No hace falta decirle a nuestro equipo que cuando el entorno impone velocidad, complejidad e inmediatez, la gestión muchas veces queda atrapada en una lógica de supervivencia que impide mirar más allá del trimestre, del entregable o del problema urgente. Y aunque es comprensible —incluso necesario— responder a la inmediatez y las demandas operativas del presente, lo cierto es que el liderazgo no puede limitarse a administrar incendios. La construcción de sentido, de visión compartida y de propósito colectivo requiere tiempo, requiere pausa, y sobre todo, requiere capacidad de proyectar más allá del ruido de lo cotidiano.
Desde una mirada estratégica, sabemos que el capital organizacional se construye en el largo plazo, la confianza, la cultura, la reputación, la legitimidad interna y todo eso no se improvisa ni se recompone con campañas internas o beneficios. La realidad es que se va forjando y afianzando en la cultura y bienestar con decisiones que, aun en momentos críticos, no pierden de vista la trayectoria ni el impacto futuro en el negocio y en el desarrollo del talento.
Para quienes trabajamos en gestión de personas, es evidente que cuando las decisiones se toman solo desde la urgencia, el costo lo paga el compromiso. Lo pagan también las trayectorias profesionales que quedan truncas, lo pagan los equipos que se disgregan por fatiga, lo paga el clima organizacional que se vuelve hostil, y lo paga la organización, que pierde capacidad de sostener el talento que forma. Liderar con horizonte, entonces, no es una elección entre largo y corto plazo sino que, desde esta perspectiva, es una forma de honrar la responsabilidad que implica tener influencia sobre la vida de otras personas.

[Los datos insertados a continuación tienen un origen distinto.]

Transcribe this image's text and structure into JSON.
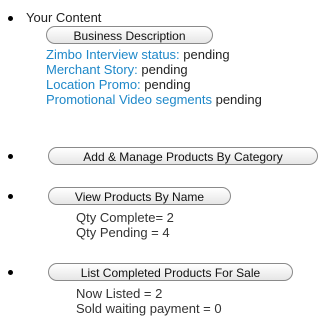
{
  "sections": {
    "your_content": {
      "heading": "Your Content",
      "button_label": "Business Description",
      "statuses": [
        {
          "label": "Zimbo Interview status:",
          "value": "pending"
        },
        {
          "label": "Merchant Story:",
          "value": "pending"
        },
        {
          "label": "Location Promo:",
          "value": "pending"
        },
        {
          "label": "Promotional Video segments",
          "value": "pending"
        }
      ]
    },
    "add_manage": {
      "button_label": "Add & Manage Products By Category"
    },
    "view_by_name": {
      "button_label": "View Products By Name",
      "lines": [
        "Qty Complete= 2",
        "Qty Pending = 4"
      ]
    },
    "list_completed": {
      "button_label": "List Completed Products For Sale",
      "lines": [
        "Now Listed = 2",
        "Sold waiting payment = 0"
      ]
    }
  }
}
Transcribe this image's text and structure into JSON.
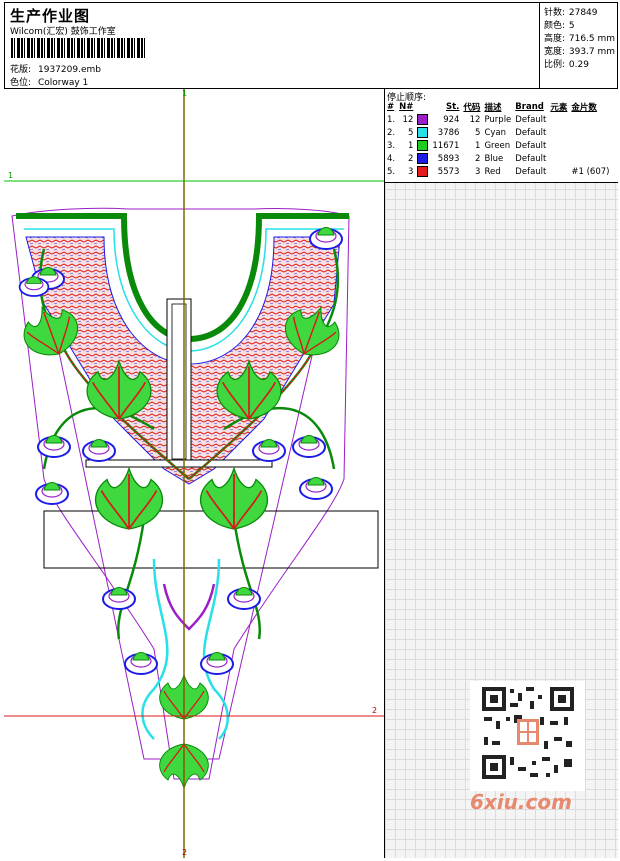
{
  "header": {
    "title": "生产作业图",
    "company": "Wilcom(汇宏) 鼓饰工作室",
    "pattern_label": "花版:",
    "pattern_value": "1937209.emb",
    "color_label": "色位:",
    "color_value": "Colorway 1"
  },
  "stats": {
    "stitches_label": "针数:",
    "stitches_value": "27849",
    "colors_label": "颜色:",
    "colors_value": "5",
    "height_label": "高度:",
    "height_value": "716.5 mm",
    "width_label": "宽度:",
    "width_value": "393.7 mm",
    "scale_label": "比例:",
    "scale_value": "0.29"
  },
  "stop_sequence": {
    "title": "停止顺序:",
    "headers": [
      "#",
      "N#",
      "",
      "St.",
      "代码",
      "描述",
      "Brand",
      "元素",
      "金片数"
    ],
    "rows": [
      {
        "idx": "1.",
        "n": "12",
        "color": "#9b1ec8",
        "st": "924",
        "code": "12",
        "desc": "Purple",
        "brand": "Default",
        "elem": "",
        "seq": ""
      },
      {
        "idx": "2.",
        "n": "5",
        "color": "#27e0e8",
        "st": "3786",
        "code": "5",
        "desc": "Cyan",
        "brand": "Default",
        "elem": "",
        "seq": ""
      },
      {
        "idx": "3.",
        "n": "1",
        "color": "#1ecc1e",
        "st": "11671",
        "code": "1",
        "desc": "Green",
        "brand": "Default",
        "elem": "",
        "seq": ""
      },
      {
        "idx": "4.",
        "n": "2",
        "color": "#1c1ce6",
        "st": "5893",
        "code": "2",
        "desc": "Blue",
        "brand": "Default",
        "elem": "",
        "seq": ""
      },
      {
        "idx": "5.",
        "n": "3",
        "color": "#e61c1c",
        "st": "5573",
        "code": "3",
        "desc": "Red",
        "brand": "Default",
        "elem": "",
        "seq": "#1 (607)"
      }
    ]
  },
  "guides": {
    "v_top": "1",
    "v_bottom": "2",
    "h_left": "1",
    "h_right": "2"
  },
  "watermark": "6xiu.com"
}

En este marco, Ricardo Pineyro Prins —Doctor en Sociología del Trabajo, Vicepresidente de AdRHA y Director de la Diplomatura en Estudios Organizacionales UBA— propone una distinción para desanudar esta tensión entre liderar con horizonte o ser simplemente un bombero, y cabe en diferenciar entre «futuro» y «devenir». El futuro es el territorio de la previsión, del plan estratégico, de las metas alineadas al negocio, en tanto que el devenir es lo que irrumpe, lo que no fue anticipado pero ocurre de todos modos, exigiendo respuestas no estandarizadas, sino situadas. La pandemia COVID-19 fue —y sigue siendo— un ejemplo paradigmático de cómo las organizaciones se vieron y ven convocadas no solo a ejecutar lo que planearon, sino a revisar lo que su modelo de liderazgo es capaz de sostener cuando los márgenes de certidumbre colapsan.

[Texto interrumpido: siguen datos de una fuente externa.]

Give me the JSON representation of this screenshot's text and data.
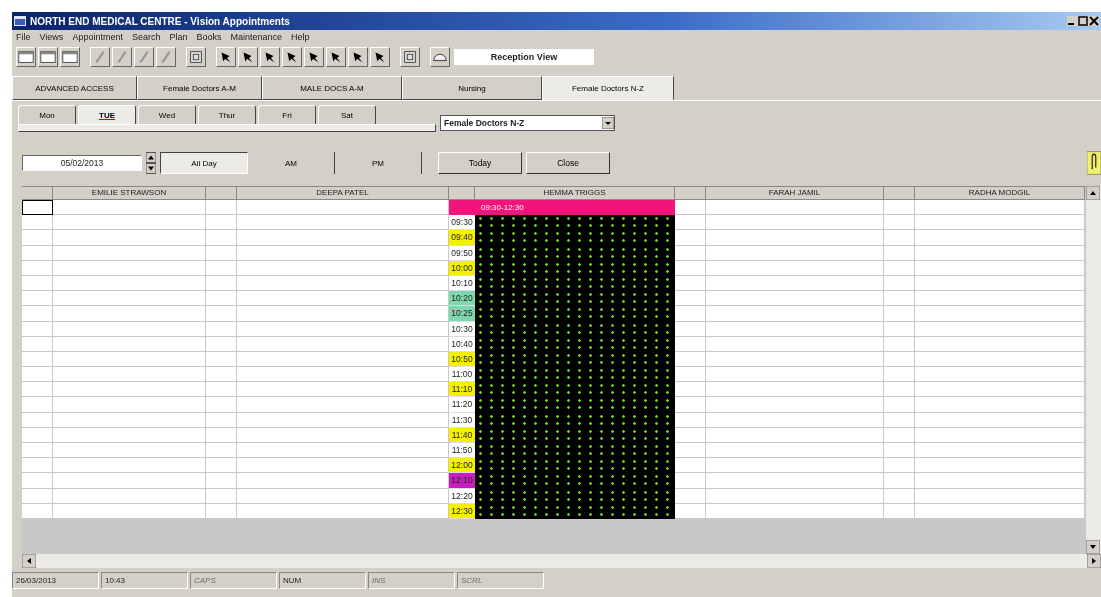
{
  "window": {
    "title": "NORTH END MEDICAL CENTRE - Vision Appointments"
  },
  "menu": [
    "File",
    "Views",
    "Appointment",
    "Search",
    "Plan",
    "Books",
    "Maintenance",
    "Help"
  ],
  "view_label": "Reception View",
  "group_tabs": [
    {
      "label": "ADVANCED ACCESS",
      "selected": false
    },
    {
      "label": "Female Doctors A-M",
      "selected": false
    },
    {
      "label": "MALE DOCS A-M",
      "selected": false
    },
    {
      "label": "Nursing",
      "selected": false
    },
    {
      "label": "Female Doctors N-Z",
      "selected": true
    }
  ],
  "day_tabs": [
    {
      "label": "Mon",
      "selected": false
    },
    {
      "label": "TUE",
      "selected": true
    },
    {
      "label": "Wed",
      "selected": false
    },
    {
      "label": "Thur",
      "selected": false
    },
    {
      "label": "Fri",
      "selected": false
    },
    {
      "label": "Sat",
      "selected": false
    }
  ],
  "group_select": {
    "value": "Female Doctors N-Z"
  },
  "date_field": {
    "value": "05/02/2013"
  },
  "periods": [
    {
      "label": "All Day",
      "selected": true
    },
    {
      "label": "AM",
      "selected": false
    },
    {
      "label": "PM",
      "selected": false
    }
  ],
  "buttons": [
    "Today",
    "Close"
  ],
  "columns": [
    "EMILIE STRAWSON",
    "DEEPA PATEL",
    "HEMMA TRIGGS",
    "FARAH JAMIL",
    "RADHA MODGIL"
  ],
  "session": {
    "label": "09:30-12:30",
    "color": "#f0147c"
  },
  "slots": [
    {
      "time": "09:30",
      "color": "#ffffff"
    },
    {
      "time": "09:40",
      "color": "#f4f000"
    },
    {
      "time": "09:50",
      "color": "#ffffff"
    },
    {
      "time": "10:00",
      "color": "#f4f000"
    },
    {
      "time": "10:10",
      "color": "#ffffff"
    },
    {
      "time": "10:20",
      "color": "#7ed6ae"
    },
    {
      "time": "10:25",
      "color": "#7ed6ae"
    },
    {
      "time": "10:30",
      "color": "#ffffff"
    },
    {
      "time": "10:40",
      "color": "#ffffff"
    },
    {
      "time": "10:50",
      "color": "#f4f000"
    },
    {
      "time": "11:00",
      "color": "#ffffff"
    },
    {
      "time": "11:10",
      "color": "#f4f000"
    },
    {
      "time": "11:20",
      "color": "#ffffff"
    },
    {
      "time": "11:30",
      "color": "#ffffff"
    },
    {
      "time": "11:40",
      "color": "#f4f000"
    },
    {
      "time": "11:50",
      "color": "#ffffff"
    },
    {
      "time": "12:00",
      "color": "#f4f000"
    },
    {
      "time": "12:10",
      "color": "#c81ec0"
    },
    {
      "time": "12:20",
      "color": "#ffffff"
    },
    {
      "time": "12:30",
      "color": "#f4f000"
    }
  ],
  "status_bar": [
    {
      "text": "26/03/2013",
      "disabled": false
    },
    {
      "text": "10:43",
      "disabled": false
    },
    {
      "text": "CAPS",
      "disabled": true
    },
    {
      "text": "NUM",
      "disabled": false
    },
    {
      "text": "INS",
      "disabled": true
    },
    {
      "text": "SCRL",
      "disabled": true
    }
  ]
}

En ese desplazamiento de foco aparece la noción de liderazgo regenerativo, y ya no se trata de liderar para alcanzar resultados, sino de liderar para reparar, para restaurar aquello que el funcionamiento mecánico de las organizaciones o del contexto ha dañado o desatendido. Inspiración, propósito, mirada sistémica y capacidad de actuar sin generar daño —ni emocional, ni simbólico, ni estructural— son dimensiones de esta mirada que propone Pineyro en la conversación que mantuvimos telefónicamente. En lugar de asumir que las personas deben adaptarse a estructuras diseñadas desde la lógica de la eficiencia, se trata de revisar esas estructuras a la luz de los efectos que producen en quienes las habitan, y verdaderamente eso requiere técnicas, y una disposición ética sostenida.
Desde esa misma perspectiva, Pineyro propone pensar el liderazgo como una práctica que circula, que no se cristaliza en cargos ni se agota en funciones jerárquicas. Hoy alguien lidera un proyecto, mañana acompaña desde otro lugar, y esa rotación de roles —lejos de generar caos— permite fortalecer la legitimidad de quienes lideran desde la experiencia, desde la coherencia y desde la escucha. Hablar de liderazgos planos no es negar la necesidad de estructuras, sino detenernos y reconocer que el sentido de esas estructuras no está en el control, sino en la posibilidad de habilitar conversaciones estratégicas, decisiones compartidas y vínculos organizacionales más horizontales.
Por eso, liderar con horizonte implica también revisar nuestros marcos de decisión y preguntarnos ¿estamos respondiendo a lo que proyectamos o estamos sosteniendo lo que el devenir ya nos exige? La diferencia no es menor, porque en ese matiz se juega la capacidad de las organizaciones para generar entornos de trabajo sostenibles, significativos y, sobre todo, capaces de albergar procesos humanos que no se ajustan a la lógica del corto plazo. Y quizás ahí esté el desafío más profundo… que es construir liderazgos que no solo se orienten por la meta, sino por el modo en que llegamos a ella. Porque en ese cómo, se define también qué tipo de organizaciones somos —y qué tipo de futuro, o devenir, estamos habilitando.
2. ¿Mis decisiones promueven el bienestar o el desgaste?

Hablar de bienestar no puede reducirse a la gestión del estrés o al acceso a recursos de salud mental o beneficios. Hoy sabemos y ya desde múltiples disciplinas —incluida la psicología laboral, la economía del comportamiento y la pedagogía laboral—, que el bienestar en el trabajo está también directa o indirectamente asociado a la percepción de justicia, a la calidad de los vínculos, a la previsibilidad emocional y al grado de autonomía con que las personas pueden ejercer su tarea cotidiana.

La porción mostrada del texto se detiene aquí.